1. Preheat your oven to 220°C/200°C fan/ Gas 7. Pop 2 ovenproof frying pans in the oven to heat up (see our tip below).
2. Tip the flour into a large bowl. Crack in the eggs and beat together till smooth. Add the icing sugar and a good grating of nutmeg. Slowly pour in the milk, mixing constantly, till you have a smooth batter.
3. Carefully remove the frying pans from the oven. Add the butter to the hot pans and swirl it around to melt. Ladle in the batter and slide into the oven. Cook for 10-12 mins till the Dutch babies are puffed up and golden.
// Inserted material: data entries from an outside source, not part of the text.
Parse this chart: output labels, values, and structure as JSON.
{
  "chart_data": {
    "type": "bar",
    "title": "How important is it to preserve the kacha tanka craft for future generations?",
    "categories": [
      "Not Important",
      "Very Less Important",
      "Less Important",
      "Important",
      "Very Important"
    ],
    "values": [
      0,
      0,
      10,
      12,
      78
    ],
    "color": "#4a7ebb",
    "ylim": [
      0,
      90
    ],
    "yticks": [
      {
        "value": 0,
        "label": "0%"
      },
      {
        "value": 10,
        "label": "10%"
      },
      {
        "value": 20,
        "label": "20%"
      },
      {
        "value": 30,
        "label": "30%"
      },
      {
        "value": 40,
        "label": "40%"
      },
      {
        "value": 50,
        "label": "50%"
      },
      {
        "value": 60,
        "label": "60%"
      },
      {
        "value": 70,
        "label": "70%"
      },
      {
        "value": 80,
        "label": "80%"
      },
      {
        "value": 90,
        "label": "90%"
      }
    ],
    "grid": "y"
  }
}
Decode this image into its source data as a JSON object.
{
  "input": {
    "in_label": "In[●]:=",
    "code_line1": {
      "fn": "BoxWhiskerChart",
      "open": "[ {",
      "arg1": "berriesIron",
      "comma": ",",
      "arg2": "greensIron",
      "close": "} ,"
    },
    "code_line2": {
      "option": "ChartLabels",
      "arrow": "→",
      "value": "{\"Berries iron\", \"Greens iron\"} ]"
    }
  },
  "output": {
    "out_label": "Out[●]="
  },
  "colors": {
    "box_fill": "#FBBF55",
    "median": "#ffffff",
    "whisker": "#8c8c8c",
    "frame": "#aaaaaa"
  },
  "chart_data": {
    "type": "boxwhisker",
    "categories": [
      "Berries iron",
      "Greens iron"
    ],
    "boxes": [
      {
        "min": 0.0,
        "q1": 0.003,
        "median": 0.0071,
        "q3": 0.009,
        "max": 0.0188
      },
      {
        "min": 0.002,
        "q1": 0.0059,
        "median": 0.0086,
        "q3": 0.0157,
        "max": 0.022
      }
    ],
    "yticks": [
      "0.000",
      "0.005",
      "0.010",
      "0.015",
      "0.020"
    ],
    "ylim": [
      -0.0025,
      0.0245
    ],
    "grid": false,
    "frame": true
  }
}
4. Lift each Dutch baby on a plate, spoon in the toppings and serve straight away.
5. Pick Your Pans
We used 2 x 18cm ovenproof frying pans for this recipe. These will serve 1-2 people each. Alternatively, you can use a large frying pan and make a big Dutch baby to cut up and share – you may need to cook a larger Dutch baby for a little longer. If you don’t have ovenproof frying pans, you can use baking dishes.
6. Sweet or Savoury?
Leave out the nutmeg and sugar in the batter if you want to make savoury Dutch babies, and add some chopped soft herbs to the batter instead. Fill with cheese, salmon, ham, spinach or crispy fried bacon.